JATIMTIMES - Komisi C DPRD Provinsi Jawa Timur (Jatim) secara resmi menyampaikan laporannya terhadap pembahasan Rancangan Perubahan atas Peraturan Daerah Nomor 8 tahun 2019 tentang Badan Usaha Milik Daerah (BUMD), pada rapat paripurna, Kamis (16/10/2025).
Salah satu yang akan direvisi adalah ketentuan pada Pasal 8 terkait permodalan. Juru bicara (jubir) Komisi C DPRD Jatim Lilik Hendarwati menjelaskan, urgensi perubahan ini didasarkan pada kebutuhan untuk memperkuat tata kelola penyertaan modal Pemerintah Provinsi agar lebih transparan, akuntabel, dan sesuai dengan prinsip Good Corporate Governance.
"Dalam ketentuan sebelumnya, pengaturan mengenai penyertaan modal masih bersifat umum dan belum memberikan kejelasan mengenai bentuk, tujuan, serta mekanisme pelaksanaannya," jelas Lilik.
Ketua Fraksi PKS DPRD Jatim itu menambahkan, kondisi tersebut berpotensi menimbulkan perbedaan tafsir dan kurangnya kepastian hukum dalam pelaksanaan investasi daerah melalui BUMD.
Melalui perubahan ini, Pemprov dan DPRD Jatim berupaya menegaskan bahwa setiap penyertaan modal harus memiliki arah dan dasar yang jelas. Baik untuk pendirian BUMD, penambahan modal usaha, maupun pembelian saham pada Perseroda lain.

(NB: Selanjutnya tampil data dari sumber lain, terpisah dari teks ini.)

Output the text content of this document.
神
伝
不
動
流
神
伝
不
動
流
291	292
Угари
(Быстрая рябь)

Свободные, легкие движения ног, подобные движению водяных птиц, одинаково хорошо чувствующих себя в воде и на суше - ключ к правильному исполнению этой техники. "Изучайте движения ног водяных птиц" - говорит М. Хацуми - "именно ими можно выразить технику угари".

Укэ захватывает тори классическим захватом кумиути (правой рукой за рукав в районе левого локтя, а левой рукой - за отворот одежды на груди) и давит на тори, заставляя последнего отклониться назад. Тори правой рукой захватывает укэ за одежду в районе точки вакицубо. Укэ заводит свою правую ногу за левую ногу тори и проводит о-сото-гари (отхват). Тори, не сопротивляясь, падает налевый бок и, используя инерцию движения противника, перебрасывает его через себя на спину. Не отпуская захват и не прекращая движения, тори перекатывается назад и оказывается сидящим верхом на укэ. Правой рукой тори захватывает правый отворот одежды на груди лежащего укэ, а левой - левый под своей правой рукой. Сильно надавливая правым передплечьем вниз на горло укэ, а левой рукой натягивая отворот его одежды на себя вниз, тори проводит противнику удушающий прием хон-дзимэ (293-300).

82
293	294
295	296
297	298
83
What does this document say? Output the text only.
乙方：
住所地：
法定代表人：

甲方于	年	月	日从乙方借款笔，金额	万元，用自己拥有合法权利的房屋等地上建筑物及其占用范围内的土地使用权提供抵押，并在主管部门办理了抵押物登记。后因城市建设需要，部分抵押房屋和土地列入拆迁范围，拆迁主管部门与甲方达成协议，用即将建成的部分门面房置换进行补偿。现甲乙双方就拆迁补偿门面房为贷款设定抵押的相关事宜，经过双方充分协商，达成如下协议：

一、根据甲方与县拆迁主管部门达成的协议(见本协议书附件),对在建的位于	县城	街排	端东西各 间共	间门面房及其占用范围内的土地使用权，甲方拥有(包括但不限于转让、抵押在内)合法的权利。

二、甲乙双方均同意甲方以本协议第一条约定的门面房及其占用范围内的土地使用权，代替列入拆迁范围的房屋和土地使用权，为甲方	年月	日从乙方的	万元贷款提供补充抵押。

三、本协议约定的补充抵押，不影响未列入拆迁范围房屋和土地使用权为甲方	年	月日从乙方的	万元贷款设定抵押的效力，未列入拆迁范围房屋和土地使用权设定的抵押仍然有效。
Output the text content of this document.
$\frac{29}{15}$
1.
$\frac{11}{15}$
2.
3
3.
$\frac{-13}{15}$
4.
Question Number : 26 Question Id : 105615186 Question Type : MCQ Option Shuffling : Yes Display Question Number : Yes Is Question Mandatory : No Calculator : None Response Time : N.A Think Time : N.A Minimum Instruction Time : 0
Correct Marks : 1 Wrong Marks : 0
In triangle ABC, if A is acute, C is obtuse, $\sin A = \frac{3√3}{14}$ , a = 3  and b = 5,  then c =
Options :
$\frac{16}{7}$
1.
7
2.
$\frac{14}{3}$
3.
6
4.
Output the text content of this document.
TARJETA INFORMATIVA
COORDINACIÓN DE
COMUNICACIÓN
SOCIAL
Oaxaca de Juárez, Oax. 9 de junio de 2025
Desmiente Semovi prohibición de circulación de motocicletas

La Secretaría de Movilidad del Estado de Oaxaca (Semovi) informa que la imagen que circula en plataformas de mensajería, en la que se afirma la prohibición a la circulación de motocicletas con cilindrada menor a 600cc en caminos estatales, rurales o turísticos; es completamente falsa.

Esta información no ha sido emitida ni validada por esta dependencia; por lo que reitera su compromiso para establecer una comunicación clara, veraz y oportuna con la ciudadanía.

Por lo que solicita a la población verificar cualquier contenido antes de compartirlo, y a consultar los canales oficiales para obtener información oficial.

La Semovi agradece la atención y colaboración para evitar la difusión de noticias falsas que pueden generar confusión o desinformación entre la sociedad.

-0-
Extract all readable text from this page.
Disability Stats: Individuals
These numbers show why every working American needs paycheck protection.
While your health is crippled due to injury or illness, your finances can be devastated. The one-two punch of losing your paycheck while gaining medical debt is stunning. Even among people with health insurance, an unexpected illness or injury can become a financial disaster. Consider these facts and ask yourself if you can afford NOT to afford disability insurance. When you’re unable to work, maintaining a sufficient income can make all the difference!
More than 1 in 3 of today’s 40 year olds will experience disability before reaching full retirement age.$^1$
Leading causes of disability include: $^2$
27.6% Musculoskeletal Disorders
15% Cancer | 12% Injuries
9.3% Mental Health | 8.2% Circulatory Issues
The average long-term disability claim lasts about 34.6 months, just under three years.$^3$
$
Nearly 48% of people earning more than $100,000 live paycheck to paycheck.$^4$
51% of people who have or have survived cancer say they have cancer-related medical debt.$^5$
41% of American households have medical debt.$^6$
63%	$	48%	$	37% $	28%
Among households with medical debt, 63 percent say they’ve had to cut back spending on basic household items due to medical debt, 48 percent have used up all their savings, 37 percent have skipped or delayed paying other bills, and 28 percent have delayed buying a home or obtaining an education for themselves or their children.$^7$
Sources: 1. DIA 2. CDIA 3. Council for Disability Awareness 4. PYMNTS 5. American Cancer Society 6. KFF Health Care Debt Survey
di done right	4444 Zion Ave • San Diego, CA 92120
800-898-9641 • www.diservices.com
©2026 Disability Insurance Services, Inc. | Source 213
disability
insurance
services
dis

"Oleh karena itu, setiap penambahan modal perlu dilakukan analisis investasi oleh pengelola investasi Pemerintah Provinsi dan tersedianya rencana bisnis BUMD. Selain itu, adanya tembusan kepada DPRD dimaksudkan sebagai bentuk penguatan pengawasan dan transparansi publik," tandasnya.
Lebih lanjut, pada revisi ini ditekankan pula penegasan bahwa penyertaan modal dapat berupa uang maupun barang milik daerah dengan penilaian berdasarkan nilai riil yang sah secara hukum, menjadi upaya untuk menjamin keadilan, akurasi, dan perlindungan terhadap aset daerah.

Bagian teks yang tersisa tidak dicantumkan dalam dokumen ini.